Puncaknya, ketika Maryam pulang lalu disambut kejutan ulang tahun. Tangisan Maudy di ruang depan susteran dari tidak bersuara hingga berteriak adalah puncak kesunyian nan mematikan. Sejenak, saya lupa pada Zaenab yang puluhan tahun melekat pada Maudy. Di sisi lain, Chicco membangun karisma. Kegigihannya mendekati Suster Maryam, caranya memandang Maryam, gayanya melatih musik membuat saya maklum mengapa Maryam kali ini tak berdaya. 

Kisah cinta ini dituturkan dengan intim, perlahan, dengan bingkai-bingkai kamera yang memperlihatkan indahnya kota tua Semarang. Ilustrasi musiknya efektif membangun suasana khidmat di rumah ibadah maupun susteran. Ada beberapa adegan yang dibiarkan tanpa musik. Robby mempersilakan kita mencicipi heningnya sebuah interaksi. Ave Maryam kisah cinta yang unik. Bukan saja karena latar belakangnya susteran dan yang terlibat adalah karakter rohaniwan. 
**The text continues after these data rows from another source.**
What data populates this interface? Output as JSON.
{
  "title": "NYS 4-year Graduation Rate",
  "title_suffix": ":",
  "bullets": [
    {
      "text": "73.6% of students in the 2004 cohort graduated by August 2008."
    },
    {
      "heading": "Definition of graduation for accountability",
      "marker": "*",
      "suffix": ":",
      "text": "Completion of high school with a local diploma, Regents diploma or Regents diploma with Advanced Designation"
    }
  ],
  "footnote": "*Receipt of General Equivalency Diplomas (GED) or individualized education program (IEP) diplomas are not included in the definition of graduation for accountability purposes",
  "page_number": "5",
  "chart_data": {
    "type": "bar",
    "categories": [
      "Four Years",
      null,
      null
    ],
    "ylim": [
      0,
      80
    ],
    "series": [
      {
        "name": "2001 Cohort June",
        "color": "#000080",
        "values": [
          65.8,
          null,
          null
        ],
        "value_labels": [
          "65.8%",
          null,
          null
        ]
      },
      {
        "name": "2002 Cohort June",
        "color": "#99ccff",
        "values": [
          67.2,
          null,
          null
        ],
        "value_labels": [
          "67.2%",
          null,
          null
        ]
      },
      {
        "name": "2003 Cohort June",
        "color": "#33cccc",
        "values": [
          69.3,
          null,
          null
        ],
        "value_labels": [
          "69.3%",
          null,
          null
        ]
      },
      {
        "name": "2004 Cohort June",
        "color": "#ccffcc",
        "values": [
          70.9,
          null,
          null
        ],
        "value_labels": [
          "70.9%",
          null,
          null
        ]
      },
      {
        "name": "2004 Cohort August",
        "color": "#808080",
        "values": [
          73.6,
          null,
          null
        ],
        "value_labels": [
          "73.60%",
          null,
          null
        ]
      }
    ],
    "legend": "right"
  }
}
Robby lewat naskahnya menyelipkan beberapa isu yang belakangan sering muncul di masyarakat kita dengan meminjam mulut Suster Monic. "Jika surga belum pasti untuk saya, buat apa saya mengurusi nerakamu?" kata Suster Monic pada Suster Maryam. Pernyataan Suster Monic lainnya, "Biarlah ibadahmu menjadi rahasiamu (dengan Tuhan) sama seperti kamu merahasiakan dosa-dosamu."

Dua pernyataan ini terasa relevan dengan kondisi masyarakat kita yang mabuk agama, gemar mengingatkan, dan menguliti kesalahan orang lain. Padahal, perilaku mereka acapkali lebih buruk daripada yang ditegur.

Yang kurang dari film ini, latar belakang Maryam yang buram. Latar belakang yang jernih penting mengingat posisinya sebagai tokoh utama. Sampai film berakhir, saya tidak tahu siapa orang tuanya dan apa yang membuatnya sampai di susteran. Sementara Romo Yosef sebaliknya. Penokohannya membuat Anda dan saya paham mengapa ia kembali ke Semarang. Kita paham saat Romo Yosef berkata bahwa nyaris tak ada yang berubah dari susteran setelah bertahun-tahun ia tinggalkan.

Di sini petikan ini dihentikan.